Face à des menaces de plus en plus hybrides, où l'accès physique peut servir de tremplin à une cyberattaque, l'extension du modèle Zero Trust à la sécurité physique n'est plus une option. Le principe « ne jamais faire confiance, toujours vérifier » doit s'appliquer non seulement aux pare-feu réseau et aux certificats des appareils, mais aussi aux badges d'accès, aux scanneurs biométriques et à l'enregistrement des visiteurs à l'accueil. Avec les outils et politiques adéquats, une collaboration inter-équipes efficace et une validation continue, la sécurité physique peut devenir un élément essentiel de l'architecture Zero Trust défensive d'une organisation.

Foire aux questions

Le modèle « Zéro Trust » en matière de sécurité physique applique le principe « ne jamais faire confiance, toujours vérifier » aux points d’accès tels que les portes, les bureaux et les installations sécurisées. Il implique une validation continue de l’identité – par le biais de badges, de données biométriques ou de facteurs contextuels – plutôt que de présumer qu’une personne munie d’une preuve est toujours digne de confiance.

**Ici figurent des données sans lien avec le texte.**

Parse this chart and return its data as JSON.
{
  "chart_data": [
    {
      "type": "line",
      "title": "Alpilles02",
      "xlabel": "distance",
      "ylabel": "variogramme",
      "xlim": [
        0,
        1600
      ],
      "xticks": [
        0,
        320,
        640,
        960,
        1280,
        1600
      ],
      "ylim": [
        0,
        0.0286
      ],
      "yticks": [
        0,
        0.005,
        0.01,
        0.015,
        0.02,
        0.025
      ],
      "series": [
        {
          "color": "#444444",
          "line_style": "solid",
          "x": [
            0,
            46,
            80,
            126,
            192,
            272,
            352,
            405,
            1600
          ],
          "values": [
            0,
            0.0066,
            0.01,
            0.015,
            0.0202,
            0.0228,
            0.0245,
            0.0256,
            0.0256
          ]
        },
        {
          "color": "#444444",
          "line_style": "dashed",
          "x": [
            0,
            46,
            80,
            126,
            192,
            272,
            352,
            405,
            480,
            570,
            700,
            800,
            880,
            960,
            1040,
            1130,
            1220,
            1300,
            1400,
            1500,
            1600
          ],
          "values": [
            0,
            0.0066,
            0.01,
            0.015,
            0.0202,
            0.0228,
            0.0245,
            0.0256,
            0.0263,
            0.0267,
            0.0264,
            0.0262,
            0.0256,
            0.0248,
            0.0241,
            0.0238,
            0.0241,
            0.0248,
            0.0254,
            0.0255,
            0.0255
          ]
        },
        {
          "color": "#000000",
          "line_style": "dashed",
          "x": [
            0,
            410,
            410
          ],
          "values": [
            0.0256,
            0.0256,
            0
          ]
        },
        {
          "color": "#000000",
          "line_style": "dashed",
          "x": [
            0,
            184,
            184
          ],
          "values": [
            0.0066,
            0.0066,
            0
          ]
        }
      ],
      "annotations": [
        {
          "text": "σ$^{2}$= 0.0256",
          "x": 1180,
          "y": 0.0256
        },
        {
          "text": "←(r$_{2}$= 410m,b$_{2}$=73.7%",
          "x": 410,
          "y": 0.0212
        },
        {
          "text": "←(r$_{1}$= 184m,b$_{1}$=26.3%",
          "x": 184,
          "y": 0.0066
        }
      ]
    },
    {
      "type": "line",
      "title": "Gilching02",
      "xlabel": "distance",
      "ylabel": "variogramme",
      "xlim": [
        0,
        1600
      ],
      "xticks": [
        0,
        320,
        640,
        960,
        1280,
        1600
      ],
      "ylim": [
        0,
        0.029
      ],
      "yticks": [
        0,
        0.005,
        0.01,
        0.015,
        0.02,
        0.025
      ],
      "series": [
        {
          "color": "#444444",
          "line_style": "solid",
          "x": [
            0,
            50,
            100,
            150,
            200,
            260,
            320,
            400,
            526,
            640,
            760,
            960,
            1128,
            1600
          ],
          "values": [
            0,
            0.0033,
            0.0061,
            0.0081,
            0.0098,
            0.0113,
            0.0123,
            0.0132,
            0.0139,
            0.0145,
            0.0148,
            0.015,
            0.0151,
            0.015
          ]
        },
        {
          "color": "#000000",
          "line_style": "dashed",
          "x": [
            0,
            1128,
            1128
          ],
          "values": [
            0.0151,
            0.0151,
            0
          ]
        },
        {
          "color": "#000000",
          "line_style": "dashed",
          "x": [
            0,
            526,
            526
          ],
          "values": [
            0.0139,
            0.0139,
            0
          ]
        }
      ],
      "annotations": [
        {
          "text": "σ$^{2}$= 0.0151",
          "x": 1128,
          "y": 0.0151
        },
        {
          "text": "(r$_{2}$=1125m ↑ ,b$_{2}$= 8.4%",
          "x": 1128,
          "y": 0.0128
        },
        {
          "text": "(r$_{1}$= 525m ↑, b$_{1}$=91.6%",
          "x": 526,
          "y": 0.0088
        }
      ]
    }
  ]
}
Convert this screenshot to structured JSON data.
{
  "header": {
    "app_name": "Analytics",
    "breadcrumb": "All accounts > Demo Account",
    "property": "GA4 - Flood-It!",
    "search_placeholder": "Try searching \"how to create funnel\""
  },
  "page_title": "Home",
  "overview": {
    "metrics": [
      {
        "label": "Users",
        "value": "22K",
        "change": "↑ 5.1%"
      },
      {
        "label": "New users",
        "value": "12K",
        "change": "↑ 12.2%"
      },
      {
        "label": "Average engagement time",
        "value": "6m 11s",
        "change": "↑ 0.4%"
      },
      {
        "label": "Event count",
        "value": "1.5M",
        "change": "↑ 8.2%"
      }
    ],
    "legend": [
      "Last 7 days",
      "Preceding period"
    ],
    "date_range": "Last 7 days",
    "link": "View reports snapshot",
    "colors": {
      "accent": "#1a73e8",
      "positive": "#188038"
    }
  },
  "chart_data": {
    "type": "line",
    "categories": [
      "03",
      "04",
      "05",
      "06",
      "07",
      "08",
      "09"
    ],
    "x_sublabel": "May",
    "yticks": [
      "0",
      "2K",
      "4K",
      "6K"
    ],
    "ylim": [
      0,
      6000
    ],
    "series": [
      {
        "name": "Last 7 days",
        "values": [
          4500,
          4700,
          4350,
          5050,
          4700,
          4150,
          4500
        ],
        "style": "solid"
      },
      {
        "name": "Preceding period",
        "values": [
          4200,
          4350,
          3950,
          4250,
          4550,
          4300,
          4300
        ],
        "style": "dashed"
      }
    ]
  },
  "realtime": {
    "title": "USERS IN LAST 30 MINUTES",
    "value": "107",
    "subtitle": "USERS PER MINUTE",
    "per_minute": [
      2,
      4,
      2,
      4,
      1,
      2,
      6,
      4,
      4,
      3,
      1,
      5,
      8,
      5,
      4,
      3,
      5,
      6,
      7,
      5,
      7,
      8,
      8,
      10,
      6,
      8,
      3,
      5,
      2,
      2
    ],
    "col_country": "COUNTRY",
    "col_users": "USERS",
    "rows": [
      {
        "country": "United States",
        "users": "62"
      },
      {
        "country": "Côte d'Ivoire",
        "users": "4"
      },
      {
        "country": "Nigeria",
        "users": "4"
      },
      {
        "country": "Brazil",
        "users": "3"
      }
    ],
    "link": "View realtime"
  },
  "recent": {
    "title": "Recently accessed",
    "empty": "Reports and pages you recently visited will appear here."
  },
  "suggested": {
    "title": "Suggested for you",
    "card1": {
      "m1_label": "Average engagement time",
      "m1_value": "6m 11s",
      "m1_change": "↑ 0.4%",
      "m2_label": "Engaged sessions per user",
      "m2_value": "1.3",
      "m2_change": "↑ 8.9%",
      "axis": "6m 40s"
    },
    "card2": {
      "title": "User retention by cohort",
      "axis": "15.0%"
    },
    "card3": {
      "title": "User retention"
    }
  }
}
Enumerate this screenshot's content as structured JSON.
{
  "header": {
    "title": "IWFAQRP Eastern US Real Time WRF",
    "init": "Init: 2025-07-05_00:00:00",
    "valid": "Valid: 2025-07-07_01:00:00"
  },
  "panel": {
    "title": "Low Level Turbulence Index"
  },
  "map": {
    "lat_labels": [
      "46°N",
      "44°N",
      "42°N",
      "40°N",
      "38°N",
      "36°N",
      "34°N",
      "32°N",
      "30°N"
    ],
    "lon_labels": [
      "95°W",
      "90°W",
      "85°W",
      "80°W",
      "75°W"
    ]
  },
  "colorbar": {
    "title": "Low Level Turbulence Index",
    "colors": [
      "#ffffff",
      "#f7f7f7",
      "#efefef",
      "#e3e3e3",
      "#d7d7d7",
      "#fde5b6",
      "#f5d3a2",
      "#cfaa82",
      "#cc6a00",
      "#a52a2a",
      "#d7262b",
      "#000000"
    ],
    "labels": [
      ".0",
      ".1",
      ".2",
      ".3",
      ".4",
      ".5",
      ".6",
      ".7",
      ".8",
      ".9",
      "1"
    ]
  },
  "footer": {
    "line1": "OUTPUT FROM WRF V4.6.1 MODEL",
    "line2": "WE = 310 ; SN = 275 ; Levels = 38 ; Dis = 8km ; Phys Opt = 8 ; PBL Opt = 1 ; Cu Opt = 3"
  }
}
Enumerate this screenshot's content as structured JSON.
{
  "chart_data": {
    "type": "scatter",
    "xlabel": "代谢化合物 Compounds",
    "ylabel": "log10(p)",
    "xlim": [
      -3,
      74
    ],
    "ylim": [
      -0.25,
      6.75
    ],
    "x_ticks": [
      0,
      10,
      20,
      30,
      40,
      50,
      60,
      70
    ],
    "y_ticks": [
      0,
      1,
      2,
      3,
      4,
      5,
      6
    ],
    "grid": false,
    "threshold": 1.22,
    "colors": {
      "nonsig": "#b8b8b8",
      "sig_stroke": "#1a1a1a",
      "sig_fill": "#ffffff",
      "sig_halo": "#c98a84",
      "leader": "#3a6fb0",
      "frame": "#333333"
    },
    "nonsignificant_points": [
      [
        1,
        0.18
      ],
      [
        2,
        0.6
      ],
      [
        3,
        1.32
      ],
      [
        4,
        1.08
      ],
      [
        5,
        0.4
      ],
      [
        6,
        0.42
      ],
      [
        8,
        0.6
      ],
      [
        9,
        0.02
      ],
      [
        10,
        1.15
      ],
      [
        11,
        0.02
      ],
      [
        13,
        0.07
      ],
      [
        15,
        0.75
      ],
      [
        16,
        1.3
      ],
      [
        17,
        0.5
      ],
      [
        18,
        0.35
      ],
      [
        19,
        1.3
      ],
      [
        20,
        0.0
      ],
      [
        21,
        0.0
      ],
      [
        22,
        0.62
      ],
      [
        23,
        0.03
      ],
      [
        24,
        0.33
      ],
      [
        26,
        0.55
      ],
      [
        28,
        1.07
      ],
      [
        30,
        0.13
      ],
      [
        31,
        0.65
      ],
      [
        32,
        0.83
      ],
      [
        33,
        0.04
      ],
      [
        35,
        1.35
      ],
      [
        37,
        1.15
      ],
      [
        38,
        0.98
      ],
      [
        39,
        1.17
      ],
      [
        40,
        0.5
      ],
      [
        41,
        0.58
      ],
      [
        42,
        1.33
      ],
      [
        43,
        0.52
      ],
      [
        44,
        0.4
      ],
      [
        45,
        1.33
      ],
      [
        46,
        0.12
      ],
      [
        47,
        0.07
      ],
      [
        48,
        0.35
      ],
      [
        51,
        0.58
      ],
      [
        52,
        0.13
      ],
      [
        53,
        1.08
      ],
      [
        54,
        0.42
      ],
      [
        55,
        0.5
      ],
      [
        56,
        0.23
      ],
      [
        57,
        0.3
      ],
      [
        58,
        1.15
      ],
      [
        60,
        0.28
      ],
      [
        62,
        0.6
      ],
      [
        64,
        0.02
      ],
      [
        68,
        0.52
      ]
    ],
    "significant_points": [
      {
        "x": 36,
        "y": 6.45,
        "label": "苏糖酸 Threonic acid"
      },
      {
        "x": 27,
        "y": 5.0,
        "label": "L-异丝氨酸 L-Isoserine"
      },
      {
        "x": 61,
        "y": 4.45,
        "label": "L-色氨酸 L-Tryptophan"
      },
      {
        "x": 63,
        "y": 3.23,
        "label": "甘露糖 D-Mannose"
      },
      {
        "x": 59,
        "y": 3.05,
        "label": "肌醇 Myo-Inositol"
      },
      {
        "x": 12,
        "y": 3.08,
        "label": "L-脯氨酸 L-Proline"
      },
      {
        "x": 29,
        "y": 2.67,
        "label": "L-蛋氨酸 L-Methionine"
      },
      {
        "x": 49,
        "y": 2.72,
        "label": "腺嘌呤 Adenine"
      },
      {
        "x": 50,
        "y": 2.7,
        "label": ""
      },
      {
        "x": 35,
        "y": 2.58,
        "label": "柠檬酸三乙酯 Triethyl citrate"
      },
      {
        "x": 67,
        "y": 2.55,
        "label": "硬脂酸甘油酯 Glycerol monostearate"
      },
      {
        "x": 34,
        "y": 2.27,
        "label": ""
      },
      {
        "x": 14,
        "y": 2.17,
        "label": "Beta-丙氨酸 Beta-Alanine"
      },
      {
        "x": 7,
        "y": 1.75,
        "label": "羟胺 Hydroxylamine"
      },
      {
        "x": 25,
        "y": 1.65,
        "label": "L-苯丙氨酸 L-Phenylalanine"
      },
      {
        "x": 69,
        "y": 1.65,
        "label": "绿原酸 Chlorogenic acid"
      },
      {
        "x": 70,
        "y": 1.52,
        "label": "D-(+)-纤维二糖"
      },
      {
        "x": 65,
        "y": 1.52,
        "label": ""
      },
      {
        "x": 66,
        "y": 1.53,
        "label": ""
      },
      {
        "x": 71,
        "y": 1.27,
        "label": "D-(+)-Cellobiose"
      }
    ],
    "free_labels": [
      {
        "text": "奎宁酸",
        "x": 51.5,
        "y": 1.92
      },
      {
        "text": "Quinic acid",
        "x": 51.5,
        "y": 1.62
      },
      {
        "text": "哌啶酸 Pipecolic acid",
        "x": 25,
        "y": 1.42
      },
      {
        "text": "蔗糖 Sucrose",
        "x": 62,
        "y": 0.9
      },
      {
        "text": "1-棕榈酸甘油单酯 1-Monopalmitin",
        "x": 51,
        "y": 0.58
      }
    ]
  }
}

L'accès physique peut constituer la première étape d'une cyberattaque. Si un attaquant parvient à pénétrer dans une salle serveur, un poste de travail ou à utiliser le badge d'accès d'un employé, il peut contourner les défenses numériques. Pour les RSSI, l'intégration de contrôles physiques assure une gestion des risques plus complète.

Les organisations peuvent recourir à l'authentification multifactorielle (badge + biométrie), à ​​des vérifications régulières des identifiants, à un contrôle d'accès par rôle et par zone, ainsi qu'à une surveillance continue des journaux d'accès. Ces mesures permettent de prévenir l'utilisation abusive des identifiants et de renforcer la sécurité face aux menaces internes et externes.

Les systèmes modernes de contrôle d'accès physique (PACS), les plateformes de gestion des visiteurs, l'analyse vidéo et les outils intégrés de gestion des identités contribuent tous à l'application des principes du modèle Zero Trust. Ensemble, ils assurent une vérification approfondie et une surveillance continue.

Les obstacles courants incluent les systèmes de badges existants, les problèmes de confidentialité liés à la biométrie et à la surveillance, les réticences potentielles des utilisateurs et les contraintes budgétaires. Cependant, commencer par des zones à haut risque comme les centres de données ou les laboratoires de R et D peut faciliter l'adoption.